In an ordinary criminal trial, it would be difficult to connect these words to an actual deed one week later. There would be evidence, for example, that all kinds of people wanted Cameron dead. He was deported to El Salvador after serving at least fifteen years in California state prisons as a high-ranking gang member. He had enemies as well as friends. But in the conspiracy model, it is easier for the prosecution to “prove” that the wiretapped voices are people who “conspired” in his death.

This example is purely hypothetical. The government has not released the actual content of the tapes, nor a list of its witnesses, nor any of the documents it will be compelled to hand over to the defense at trial.

Alex Sanchez denies the charges.

Most gang researchers and defense attorneys are critical of RICO and state laws like California’s Street Terrorism Enforcement and Prevention Act. Malcolm Klein, considered the dean of gang research at the University of Southern California, thinks the notion of vertically organized cartels with an Al Capone at the top makes no sense.

“These [federal] agencies know and understand organized crime. They do not know street gangs. They often assume the two are similar, when in fact they are not…. Calling each kind of group a gang leads to the application of cartel thinking to street gangs” (Klein,The American Street Gang, Oxford, 1995, p. 167).

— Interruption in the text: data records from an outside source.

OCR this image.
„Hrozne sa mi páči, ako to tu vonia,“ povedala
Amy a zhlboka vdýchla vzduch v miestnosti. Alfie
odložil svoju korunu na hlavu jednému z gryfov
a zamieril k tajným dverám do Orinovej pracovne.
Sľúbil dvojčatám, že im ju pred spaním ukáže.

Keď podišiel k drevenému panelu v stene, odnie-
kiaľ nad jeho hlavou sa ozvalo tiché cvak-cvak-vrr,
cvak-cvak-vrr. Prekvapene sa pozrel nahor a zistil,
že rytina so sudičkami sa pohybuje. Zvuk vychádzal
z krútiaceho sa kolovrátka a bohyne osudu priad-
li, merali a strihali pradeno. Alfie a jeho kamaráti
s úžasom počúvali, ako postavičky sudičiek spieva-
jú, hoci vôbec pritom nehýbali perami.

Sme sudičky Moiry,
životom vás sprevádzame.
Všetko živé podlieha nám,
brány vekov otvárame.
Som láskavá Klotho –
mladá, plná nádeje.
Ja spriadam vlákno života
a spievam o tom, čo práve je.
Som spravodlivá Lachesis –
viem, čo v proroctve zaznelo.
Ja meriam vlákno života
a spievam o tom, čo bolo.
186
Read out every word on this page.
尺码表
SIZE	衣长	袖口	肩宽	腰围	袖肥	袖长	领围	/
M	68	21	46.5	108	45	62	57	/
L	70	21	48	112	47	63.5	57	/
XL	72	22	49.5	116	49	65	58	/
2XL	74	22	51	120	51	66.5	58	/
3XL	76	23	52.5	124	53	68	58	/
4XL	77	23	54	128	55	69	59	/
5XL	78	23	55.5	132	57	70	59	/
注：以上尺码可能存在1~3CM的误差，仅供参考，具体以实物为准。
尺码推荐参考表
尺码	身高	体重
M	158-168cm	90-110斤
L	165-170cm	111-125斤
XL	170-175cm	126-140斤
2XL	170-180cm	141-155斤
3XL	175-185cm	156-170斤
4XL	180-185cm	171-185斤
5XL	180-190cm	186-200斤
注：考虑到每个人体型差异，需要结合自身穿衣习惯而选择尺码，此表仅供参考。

Even more dismissive is Father Gregory Boyle, a Jesuit who works directly with street gang members in Homeboy Industries, the most well-known organization of its kind in the country, from whose June 28 e-mail I quote here:

This is all heartbreaking, I’ve sent a letter for the granting of bail…. A New York Times reporter called me and what they think they have is a “gang interventionist gone bad” story. I’ve told two reporters here’s your story: law enforcement is unable to interpret what they have.

There is a gulf between what they have [wiretap evidence, witnesses] and what they think they have. The FBI could multiply their tools and resources and this still would not issue in actual knowledge of how gangs think or operate.

I spoke to two MS members who I trust and who would tell me the unvarnished truth about Alex. They actually hadn’t heard the news. I said, “They claim that Alex is the shot caller for the Normandie clique of MS.” They laughed and deemed the whole thing ridiculous. They would have told me otherwise if it was true. I didn’t need affirmation in this but it just underscores my point. Law enforcement will never have access or knowledge of this issue. But they see through a glass darkly and so Alex gets caught up in their ignorance.

Just yesterday, a homie who works for me, gets stopped by Hollenbeck cops, who tell him, “I know for a fact that Fr. Greg is affliated with the Mexican Mafia.” A month ago, a cop tells another homie that the Mexican Mafia holds meetings at Homegirl Cafe (Chief Bratton has his Tues. morning meeting at the Homegirl Cafe every week–but I don’t know when the EME has their meetings at my place.)

They aren’t just trying to discredit me–I think they believe this stuff–because they know very little about gangs, and so have to interpret what they see from a place of real ignorance. Yet every jury and judge in the land think law enforcement (and of course, the FBI,) know what they’re talking about. But no one who lives in any of the 12 hot-zones in LA think cops know very much about this. Anyway–it’s complex. The cops must force the square peg into the round hole. It’s not a conspiracy to get Alex, it’s what happens when you only possess half the pieces to the jigsaw puzzle and feel forced to assert that they have all the pieces.

Later I received a follow up e-mail from the priest:

You know me–I’m not much of a conspiracy buff–it requires so much sophistication. Cops don’t possess this. All of this is cultural–a bias and predisposition, a by-product of wholesale demonizing. Which is to say, it’s worse than a conspiracy.

Had mass at the Chino YTS last night–again, illuminating to speak to MS guys. They were very clear about Alex’s role in the community and how he was, in fact, the opposite of “shot caller” for MS. If he is the shot caller, why do all his troops not know it?

All this raises severe questions about whether–and how–the LAPD has been reformed, almost a decade after agreeing to terminate its patterns and practices about rampant constitutional violations at Ramparts.